There are two freely available (but not necessarily copyright free) sources of the Mahabharata in Unicode, and both originated from the work of Dr. Muneo Tokunaga. The first version, available from John Smith's Indology page, has a simpler structure and is the result of corrections made to Tokunaga's work. The second version is from the Bhandarkar Oriental Research Institute (BORI), and displays titles for some of the subchapters. I am neither an Indologist nor do I know Sanskrit well, but it appeared to me that the second version had had the benefit of careful editing and showed word breaks in places that those knowledgeable in Sanskrit would find to be more natural. Therefore, despite the slightly more complicated structure, I chose the Devanagari UTF-8 HTML files of the BORI version as my primary sources.

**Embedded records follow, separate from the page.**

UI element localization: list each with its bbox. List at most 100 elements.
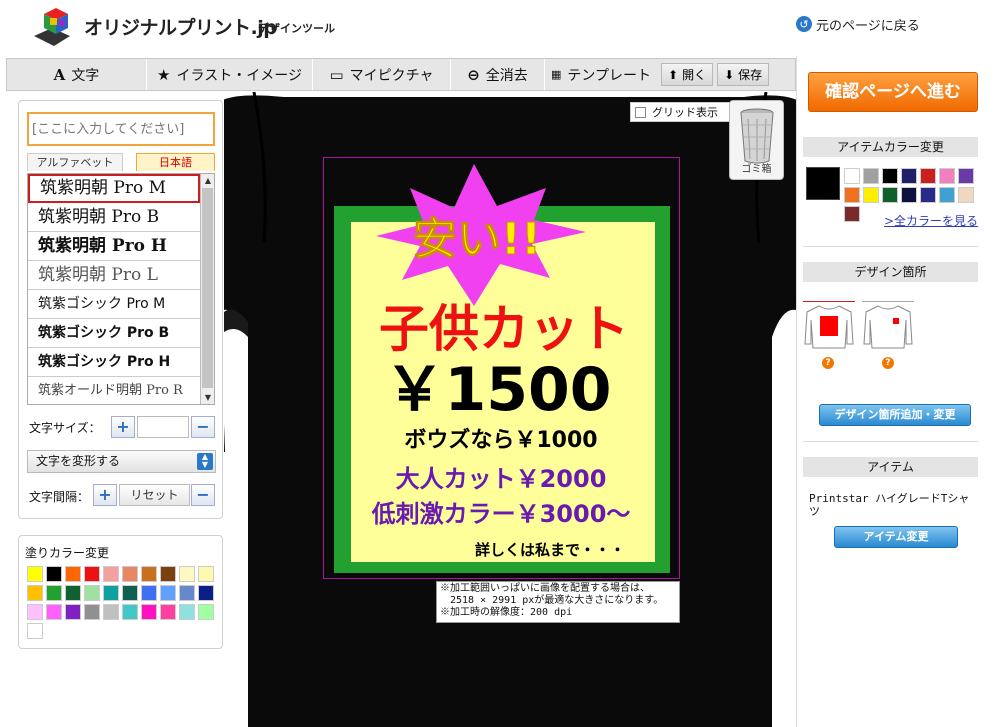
font-item[interactable]: 筑紫ゴシック Pro B xyxy=(28,319,200,348)
fill-color-swatch[interactable] xyxy=(141,604,157,620)
text-input[interactable] xyxy=(27,112,215,146)
fill-color-swatch[interactable] xyxy=(122,604,138,620)
item-color-swatch[interactable] xyxy=(958,187,974,203)
fill-color-swatch[interactable] xyxy=(84,566,100,582)
fill-color-swatch[interactable] xyxy=(65,585,81,601)
tab-illust[interactable]: ★ イラスト・イメージ xyxy=(147,59,313,90)
open-button[interactable]: ⬆ 開く xyxy=(661,63,714,86)
fill-color-swatch[interactable] xyxy=(122,566,138,582)
fill-color-swatch[interactable] xyxy=(27,623,43,639)
scroll-thumb[interactable] xyxy=(202,188,213,388)
fill-color-swatch[interactable] xyxy=(103,585,119,601)
fill-color-swatch[interactable] xyxy=(122,585,138,601)
item-color-swatch[interactable] xyxy=(920,187,936,203)
size-input[interactable] xyxy=(137,416,189,438)
size-increase-button[interactable]: + xyxy=(111,416,135,438)
item-title: アイテム xyxy=(803,457,978,477)
fill-color-swatch[interactable] xyxy=(141,566,157,582)
spacing-increase-button[interactable]: + xyxy=(93,484,117,506)
fill-color-swatch[interactable] xyxy=(46,585,62,601)
fill-color-swatch[interactable] xyxy=(179,566,195,582)
clear-all-button[interactable]: ⊖ 全消去 xyxy=(451,59,545,90)
up-arrow-icon: ⬆ xyxy=(668,67,679,82)
grid-toggle[interactable]: グリッド表示 xyxy=(630,102,734,122)
font-list-scrollbar[interactable]: ▲ ▼ xyxy=(200,174,214,404)
fill-color-swatch[interactable] xyxy=(27,604,43,620)
fill-color-swatch[interactable] xyxy=(27,585,43,601)
back-location-thumb[interactable] xyxy=(862,301,914,353)
font-item[interactable]: 筑紫ゴシック Pro H xyxy=(28,348,200,377)
change-item-button[interactable]: アイテム変更 xyxy=(834,526,958,548)
all-colors-link[interactable]: >全カラーを見る xyxy=(884,212,978,229)
size-decrease-button[interactable]: − xyxy=(191,416,215,438)
item-color-swatch[interactable] xyxy=(844,168,860,184)
tab-mypicture[interactable]: ▭ マイピクチャ xyxy=(313,59,451,90)
grid-checkbox[interactable] xyxy=(635,106,646,118)
confirm-button[interactable]: 確認ページへ進む xyxy=(808,72,978,112)
fill-color-title: 塗りカラー変更 xyxy=(25,546,110,560)
fill-color-swatch[interactable] xyxy=(141,585,157,601)
selected-item-color[interactable] xyxy=(806,167,840,200)
tab-template[interactable]: ▦ テンプレート xyxy=(545,59,657,90)
font-item[interactable]: 筑紫明朝 Pro B xyxy=(28,203,200,232)
fill-color-swatch[interactable] xyxy=(103,604,119,620)
fill-color-swatch[interactable] xyxy=(160,566,176,582)
transform-select[interactable]: 文字を変形する ▲ ▼ xyxy=(27,450,216,473)
help-icon[interactable]: ? xyxy=(882,357,894,369)
item-color-swatch[interactable] xyxy=(958,168,974,184)
fill-color-swatch[interactable] xyxy=(160,604,176,620)
item-color-swatch[interactable] xyxy=(863,168,879,184)
logo-text: オリジナルプリント.jp xyxy=(84,17,277,39)
save-button[interactable]: ⬇ 保存 xyxy=(717,63,770,86)
spacing-reset-button[interactable]: リセット xyxy=(119,484,190,506)
fill-color-swatch[interactable] xyxy=(65,604,81,620)
add-location-button[interactable]: デザイン箇所追加・変更 xyxy=(819,404,971,426)
item-color-swatch[interactable] xyxy=(920,168,936,184)
fill-color-swatch[interactable] xyxy=(27,566,43,582)
scroll-up-icon[interactable]: ▲ xyxy=(201,174,214,187)
fill-color-swatch[interactable] xyxy=(84,585,100,601)
font-item[interactable]: 筑紫明朝 Pro H xyxy=(28,232,200,261)
fill-color-swatch[interactable] xyxy=(46,566,62,582)
design-canvas: グリッド表示 ゴミ箱 安い!! 子供カット ￥1500 ボウズなら￥1000 大… xyxy=(224,92,796,727)
design-line1: 子供カット xyxy=(379,300,629,358)
fill-color-swatch[interactable] xyxy=(198,604,214,620)
logo-cube-icon xyxy=(34,8,70,46)
item-color-swatch[interactable] xyxy=(863,187,879,203)
tab-japanese[interactable]: 日本語 xyxy=(136,153,215,171)
font-item[interactable]: 筑紫ゴシック Pro M xyxy=(28,290,200,319)
divider xyxy=(803,441,978,442)
item-color-swatch[interactable] xyxy=(939,168,955,184)
item-color-swatch[interactable] xyxy=(882,168,898,184)
fill-color-swatch[interactable] xyxy=(103,566,119,582)
transform-label: 文字を変形する xyxy=(36,454,121,468)
back-link[interactable]: ↺ 元のページに戻る xyxy=(796,14,920,34)
fill-color-swatch[interactable] xyxy=(179,585,195,601)
item-color-swatch[interactable] xyxy=(901,187,917,203)
design-artwork[interactable]: 安い!! 子供カット ￥1500 ボウズなら￥1000 大人カット￥2000 低… xyxy=(324,158,681,580)
text-a-icon: A xyxy=(53,65,66,84)
item-color-swatch[interactable] xyxy=(882,187,898,203)
help-icon[interactable]: ? xyxy=(822,357,834,369)
fill-color-swatch[interactable] xyxy=(84,604,100,620)
font-item[interactable]: 筑紫オールド明朝 Pro R xyxy=(28,377,200,404)
fill-color-swatch[interactable] xyxy=(179,604,195,620)
tab-text[interactable]: A 文字 xyxy=(7,59,147,90)
item-color-swatch[interactable] xyxy=(939,187,955,203)
item-color-swatch[interactable] xyxy=(901,168,917,184)
item-color-swatch[interactable] xyxy=(844,206,860,222)
front-location-thumb[interactable] xyxy=(803,301,855,353)
tab-alphabet[interactable]: アルファベット xyxy=(27,153,123,171)
item-color-swatch[interactable] xyxy=(844,187,860,203)
scroll-down-icon[interactable]: ▼ xyxy=(201,391,214,404)
font-item[interactable]: 筑紫明朝 Pro M xyxy=(28,174,200,203)
font-list: 筑紫明朝 Pro M 筑紫明朝 Pro B 筑紫明朝 Pro H 筑紫明朝 Pr… xyxy=(27,173,215,405)
fill-color-swatch[interactable] xyxy=(46,604,62,620)
spacing-decrease-button[interactable]: − xyxy=(191,484,215,506)
fill-color-swatch[interactable] xyxy=(198,585,214,601)
fill-color-swatch[interactable] xyxy=(65,566,81,582)
fill-color-swatch[interactable] xyxy=(198,566,214,582)
fill-color-swatch[interactable] xyxy=(160,585,176,601)
font-item[interactable]: 筑紫明朝 Pro L xyxy=(28,261,200,290)
trash-button[interactable]: ゴミ箱 xyxy=(729,100,784,180)
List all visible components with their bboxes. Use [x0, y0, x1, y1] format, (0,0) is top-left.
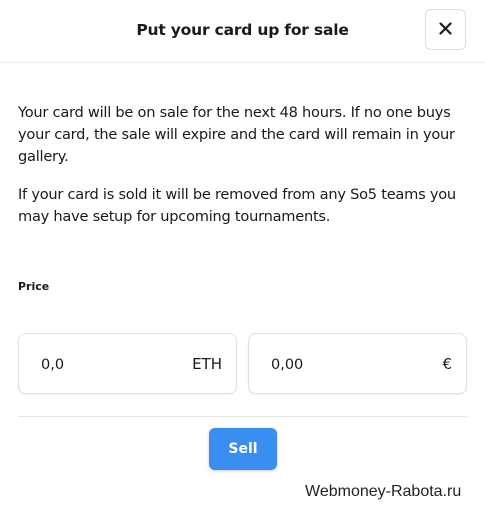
sale-duration-text: Your card will be on sale for the next 4… [18, 104, 455, 165]
close-icon [439, 20, 452, 39]
eth-unit-label: ETH [192, 355, 222, 373]
eth-price-value[interactable]: 0,0 [41, 357, 64, 373]
team-removal-text: If your card is sold it will be removed … [18, 186, 456, 225]
sell-card-dialog: Put your card up for sale Your card will… [0, 0, 485, 511]
dialog-header: Put your card up for sale [0, 0, 485, 63]
close-button[interactable] [425, 9, 466, 50]
eur-unit-label: € [442, 355, 452, 373]
price-label: Price [18, 280, 50, 293]
eur-price-value[interactable]: 0,00 [271, 357, 303, 373]
sell-button[interactable]: Sell [209, 428, 277, 470]
dialog-title: Put your card up for sale [136, 21, 349, 39]
watermark: Webmoney-Rabota.ru [305, 483, 462, 500]
divider [18, 416, 467, 417]
eth-price-input[interactable]: 0,0 ETH [18, 333, 237, 394]
eur-price-input[interactable]: 0,00 € [248, 333, 467, 394]
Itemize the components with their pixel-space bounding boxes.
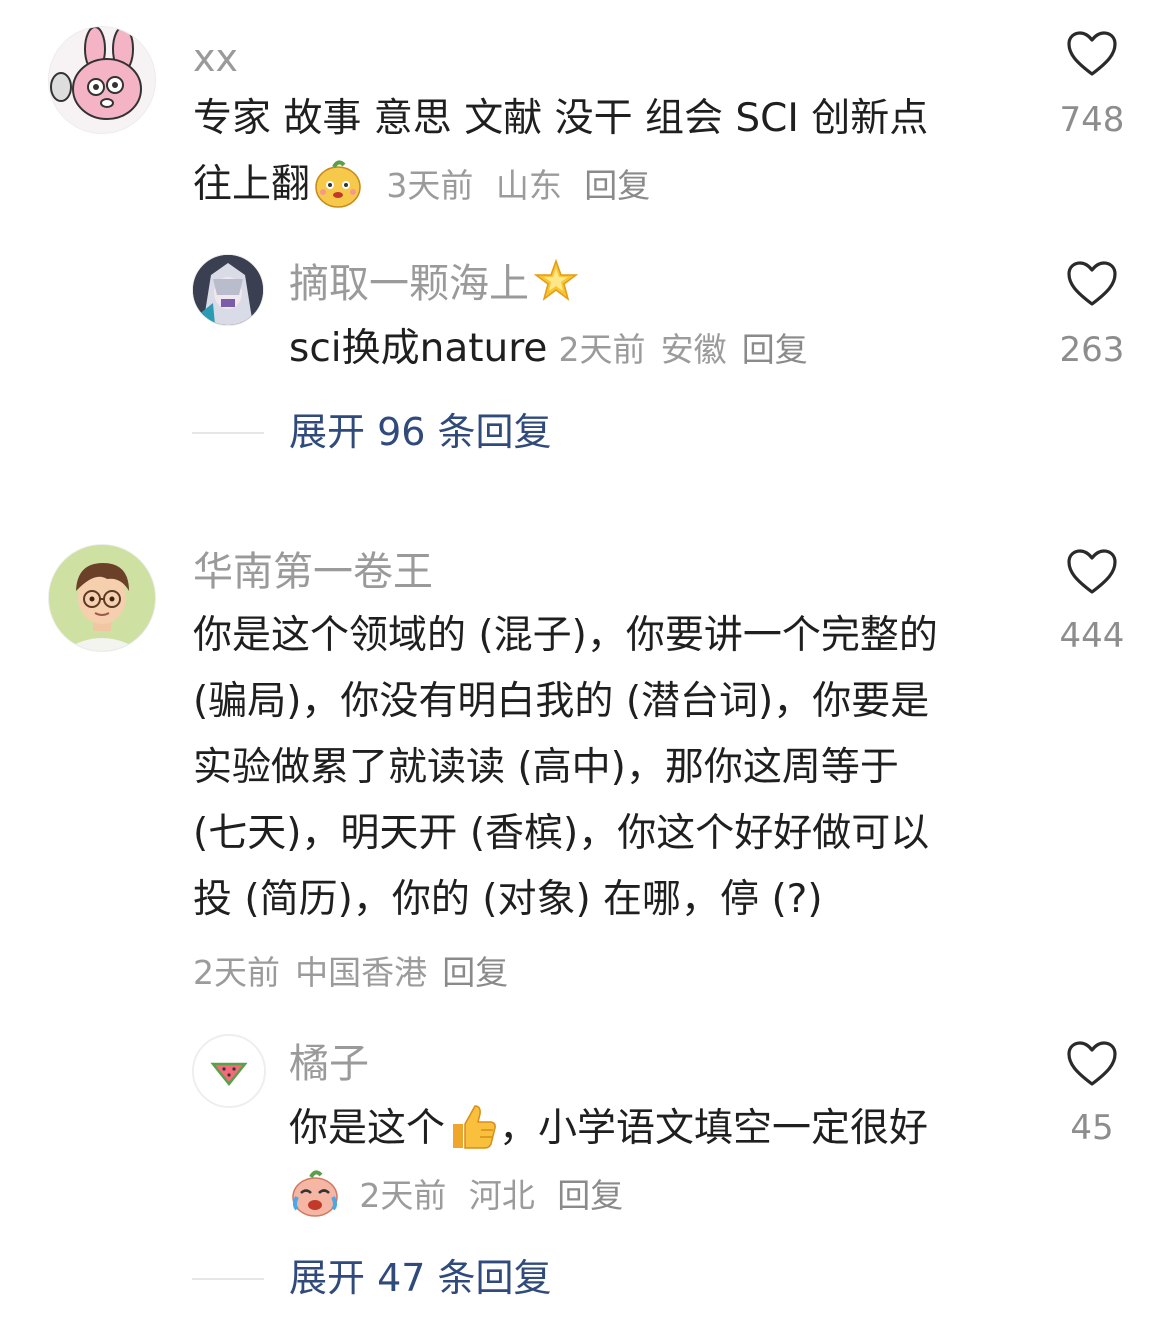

I ran a sed script on the downloaded HTML files to strip off the HTML header and footer markups, putting the output into UTF-8 files. Following this, and after discovering some irregularities while parsing these files, I corrected those manually, using a Unicode enabled editor. I wrote a utility in C to read these files and replace the vertical line ('|', U+007C) characters used to demarcate the verses by the more appropriate single and double Danda ('।', U+0964, '॥', U+0965) characters of Devanagari script (Note: you will not see these characters displayed properly unless your browser is set to use a Unicode font that has the Devanagari range, U+0901 to U+0970, covered.)
The parser, also written in C, reads the eighteen files prepared above, and writes a single output file, with one Sanskrit word per line labelled with the Parva (book), Anuparva (chapter) and Sloka (verse) numbers. This file is about 30 MB in size, and contains 692,000 lines. Even though many words may appear multiple times in the files, each instance of such a word will probably have different book/chapter/verse labels. No attempt is made to split apart conjoined words (Sanskrit is replete with such words, and the Sandhi rules for joining and decomposing are complex). The size of the file makes it infeasible for a single reviewer to do exhaustive checking, unless assisted by a team of workers and a generous amount of time is available.
The last step within the scope of this task is to sort the word files, preserving the labels and preserving the order of lines with matching words. A number of variations of quicksort and mergesort were implemented and tested. Details of the sorting methods and comparisons of their features and performance will be described in a separate article. Let it suffice to note here that the filters described earlier take a second or two of CPU time and the sorting takes less than five seconds on the Haswell powered SDP Ultrabook.
What's next?
Once the sorted index of Sanskrit words and associated section numbers is available, a number of different applications become possible. A cross-linked HTML help file could be constructed; concordances could be produced; GUI applications may be built with which an Indologist or other interested person could select a name and receive the text of all the verses that contain that name. The needs and preferences of these end-users would need to be ascertained and accommodated.